Setelah kami bersiap – siap, akhirnya tiba juga waktunya untuk kembali turun ke jalanan yang penuh dengan zombie. Mental dan fisikku dipaksa bekerja keras dalam keadaan seperti ini, namun aku sudah terbiasa. Sudah terbiasa dengan keadaan tegang dan tertekan seperti ini.
“Kalian siap ?” Aku dan lainnya serentak mengangguk, menjawab pertanyaan kak Kemal. Aku mengeratkan peganganku pada besi. Rasanya seperti Déjà vu, perasaan tegang ini, seluruh tekanannya, dan hidup kami yang kembali menjadi taruhan.
Dengan perlahan, kak Kemal membuka gerbang besi tanpa menimbulkan suara. Setelahnya kak Dewa yang melesat maju kedepan, menembus kepala satu zombie dengan besinya. Aku mengikuti di baris ke dua, tepat di belakang Adam.

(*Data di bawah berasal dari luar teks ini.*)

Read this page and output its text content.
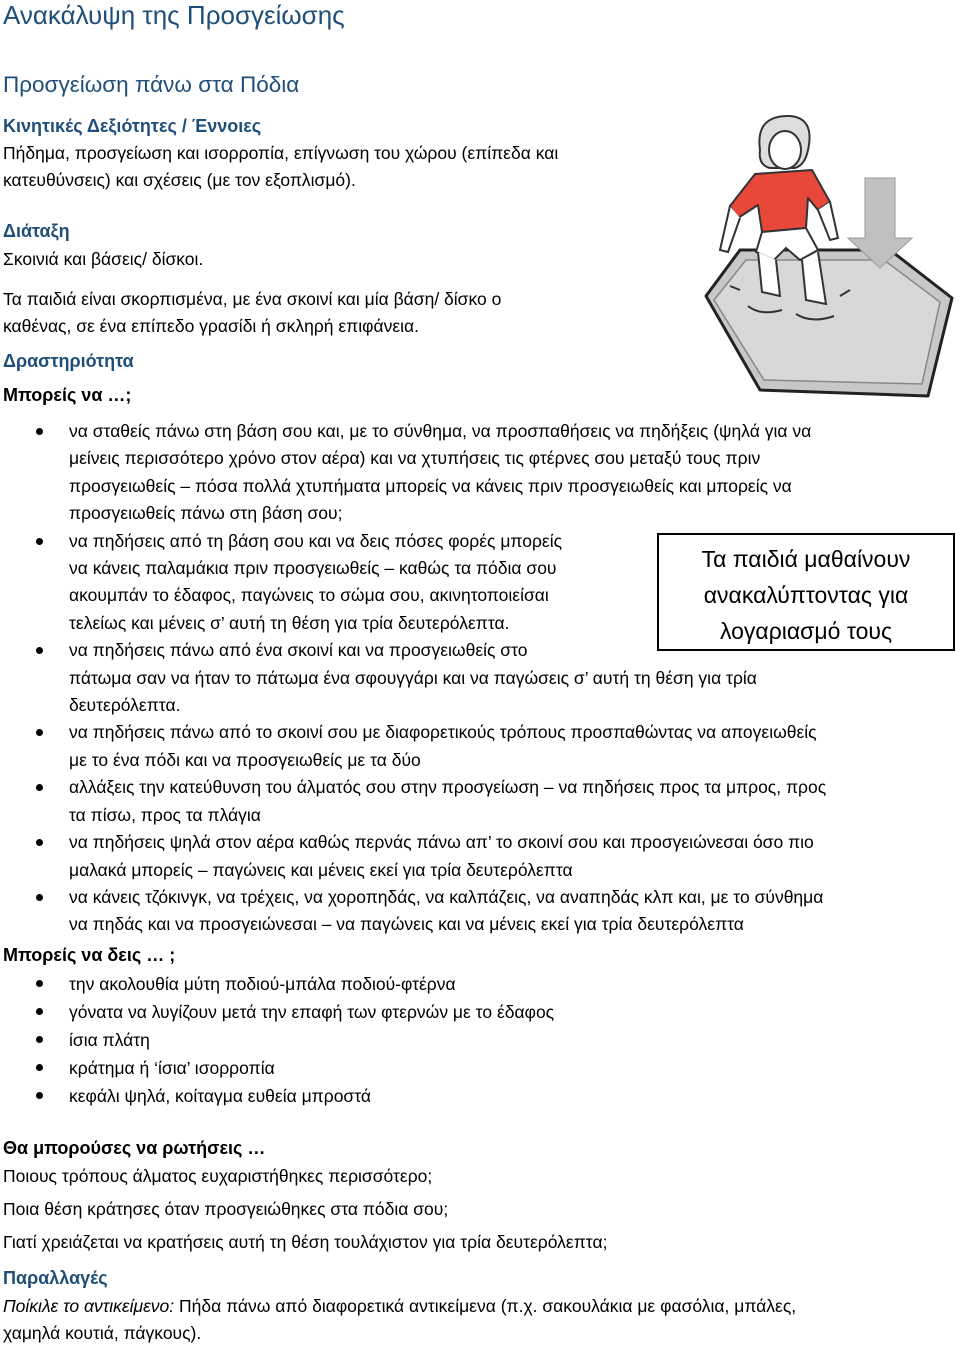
Ανακάλυψη της Προσγείωσης
Προσγείωση πάνω στα Πόδια
Κινητικές Δεξιότητες / Έννοιες
Πήδημα, προσγείωση και ισορροπία, επίγνωση του χώρου (επίπεδα και
κατευθύνσεις) και σχέσεις (με τον εξοπλισμό).
Διάταξη
Σκοινιά και βάσεις/ δίσκοι.
Τα παιδιά είναι σκορπισμένα, με ένα σκοινί και μία βάση/ δίσκο ο
καθένας, σε ένα επίπεδο γρασίδι ή σκληρή επιφάνεια.
Δραστηριότητα
Μπορείς να …;
να σταθείς πάνω στη βάση σου και, με το σύνθημα, να προσπαθήσεις να πηδήξεις (ψηλά για να
μείνεις περισσότερο χρόνο στον αέρα) και να χτυπήσεις τις φτέρνες σου μεταξύ τους πριν
προσγειωθείς – πόσα πολλά χτυπήματα μπορείς να κάνεις πριν προσγειωθείς και μπορείς να
προσγειωθείς πάνω στη βάση σου;
να πηδήσεις από τη βάση σου και να δεις πόσες φορές μπορείς
να κάνεις παλαμάκια πριν προσγειωθείς – καθώς τα πόδια σου
ακουμπάν το έδαφος, παγώνεις το σώμα σου, ακινητοποιείσαι
τελείως και μένεις σ’ αυτή τη θέση για τρία δευτερόλεπτα.
να πηδήσεις πάνω από ένα σκοινί και να προσγειωθείς στο
πάτωμα σαν να ήταν το πάτωμα ένα σφουγγάρι και να παγώσεις σ’ αυτή τη θέση για τρία
δευτερόλεπτα.
να πηδήσεις πάνω από το σκοινί σου με διαφορετικούς τρόπους προσπαθώντας να απογειωθείς
με το ένα πόδι και να προσγειωθείς με τα δύο
αλλάξεις την κατεύθυνση του άλματός σου στην προσγείωση – να πηδήσεις προς τα μπρος, προς
τα πίσω, προς τα πλάγια
να πηδήσεις ψηλά στον αέρα καθώς περνάς πάνω απ’ το σκοινί σου και προσγειώνεσαι όσο πιο
μαλακά μπορείς – παγώνεις και μένεις εκεί για τρία δευτερόλεπτα
να κάνεις τζόκινγκ, να τρέχεις, να χοροπηδάς, να καλπάζεις, να αναπηδάς κλπ και, με το σύνθημα
να πηδάς και να προσγειώνεσαι – να παγώνεις και να μένεις εκεί για τρία δευτερόλεπτα
Τα παιδιά μαθαίνουν
ανακαλύπτοντας για
λογαριασμό τους
Μπορείς να δεις … ;
την ακολουθία μύτη ποδιού-μπάλα ποδιού-φτέρνα
γόνατα να λυγίζουν μετά την επαφή των φτερνών με το έδαφος
ίσια πλάτη
κράτημα ή ‘ίσια’ ισορροπία
κεφάλι ψηλά, κοίταγμα ευθεία μπροστά
Θα μπορούσες να ρωτήσεις …
Ποιους τρόπους άλματος ευχαριστήθηκες περισσότερο;
Ποια θέση κράτησες όταν προσγειώθηκες στα πόδια σου;
Γιατί χρειάζεται να κρατήσεις αυτή τη θέση τουλάχιστον για τρία δευτερόλεπτα;
Παραλλαγές
Ποίκιλε το αντικείμενο: Πήδα πάνω από διαφορετικά αντικείμενα (π.χ. σακουλάκια με φασόλια, μπάλες,
χαμηλά κουτιά, πάγκους).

Ada 7 zombie yang berhasil kami kalahkan di koridor lantai 2. Lebih sedikit dibanding kemarin, kemungkinan di koridor lantai 1 juga. Karenanya Farhan, Jihan dan Rani dengan langkah terburu – buru berjalan menuju lantai satu, namun tiba – tiba suara pintu yang terbuka dengan keras mengagetkan kami.
BRAK..!
Aku hampir refleks mengayunkan kayu itu ke depan jika tidak melihat wajah guruku.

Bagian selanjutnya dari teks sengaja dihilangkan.